«Justice pour Vanesa», c'est un des slogans que l'on entendait retentir ce samedi 22 septembre, sur la place de la République, à Paris. Cette marche organisée en hommage à Vanesa Campos, prostituée transsexuelle tuée le 16 août 2018 au bois de Boulogne, était également l'occasion de dénoncer la loi du 13 avril 2016 qui vise à «renforcer la lutte contre le système prostitutionnel et à accompagner les personnes prostituées». Un texte de loi qui change la philosophie de la prostitution. Exit le délit de racolage, la loi responsabilise désormais «les clients qui par leur action permettent la pérennité du système prostitutionnel». En clair, les prostituées ont le droit de proposer leurs services mais si le client accepte, il est susceptible de se voir infliger une amende (1.500 euros, jusqu'à 3.750 euros en cas de récidive).
Un peu plus de deux ans après la promulgation du texte, de nombreux témoignages se font l'écho d'une dégradation des conditions des travailleurs du sexe.
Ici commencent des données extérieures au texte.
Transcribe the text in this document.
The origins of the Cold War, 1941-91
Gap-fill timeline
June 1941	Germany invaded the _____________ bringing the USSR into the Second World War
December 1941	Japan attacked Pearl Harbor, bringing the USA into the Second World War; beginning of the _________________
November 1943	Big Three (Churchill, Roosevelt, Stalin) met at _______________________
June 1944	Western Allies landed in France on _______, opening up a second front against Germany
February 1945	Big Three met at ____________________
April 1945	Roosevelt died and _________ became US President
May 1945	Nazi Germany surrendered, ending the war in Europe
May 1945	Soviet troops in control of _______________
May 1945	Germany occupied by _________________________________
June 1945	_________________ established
Pour Samanta, prostituée, la mort de Vanesa Campos résulte de la mise en place de cette loi.
«Par cette loi injuste et totalement intolérable, nous avons été obligés de nous écarter des endroits éclairés pour pouvoir pratiquer notre profession […]. Avant celle-ci, on travaillait le cœur relax (sic) maintenant on y va la peur au ventre, on ne sait pas si on va rentrer vivant le lendemain matin.»
«Il n'y a que les mauvais clients, il n'y a pas le temps de négocier avec le client, il faut vite se sauver parce qu'il y a la police. Donc négocier c'est savoir clairement ce que l'on fait: les pratiques, les tarifs et le port du préservatif. Et tout cela est mis à mal par la répression des clients.»
La présidente du Bus des femmes regrette également que «cette loi a été pensée, votée par des abolitionnistes totalement dogmatiques qui estiment que la prostituée est une victime, ce qui n'est pas vrai. Il y a des victimes mais elles ne le sont pas toutes».
«Des gens qui ne comprennent rien à la population s'appuient sur le Mouvement du nid, pour le nommer, qui a fait une campagne anti-prostitution […] et que cette loi soit votée à partir de ce groupe de féministes radicales, abolitionnistes, c'est insupportable», Nathalie, présidente du Bus des femmes.
Néanmoins, si les clients se font plus rares n'est-ce pas là un signe que la loi a réussi un de ses objectifs? À savoir, essayer de mettre un coup aux portefeuilles des réseaux de prostitution?
En outre, si le volet répressif de la loi a bien été appliqué. Entre avril 2016 et mars 2018, 2.354 clients ont été verbalisés, selon des chiffres transmis à l'AFP, le volet social semble, quant à lui, loin d'avoir démontré toute son efficacité. Et pour cause, à ce jour, malgré la mise en place de «parcours de sortie de la prostitution» par l'État (qui prévoit notamment une aide à l'insertion professionnelle, une aide financière de 330 euros mensuels, et une autorisation provisoire de séjour minimal de six mois), seules 40 personnes ont arrêté la prostitution comme l'indique l'enquête réalisée auprès de plus 600 prostituées par des associations et des ONG dont Médecins du monde en avril dernier.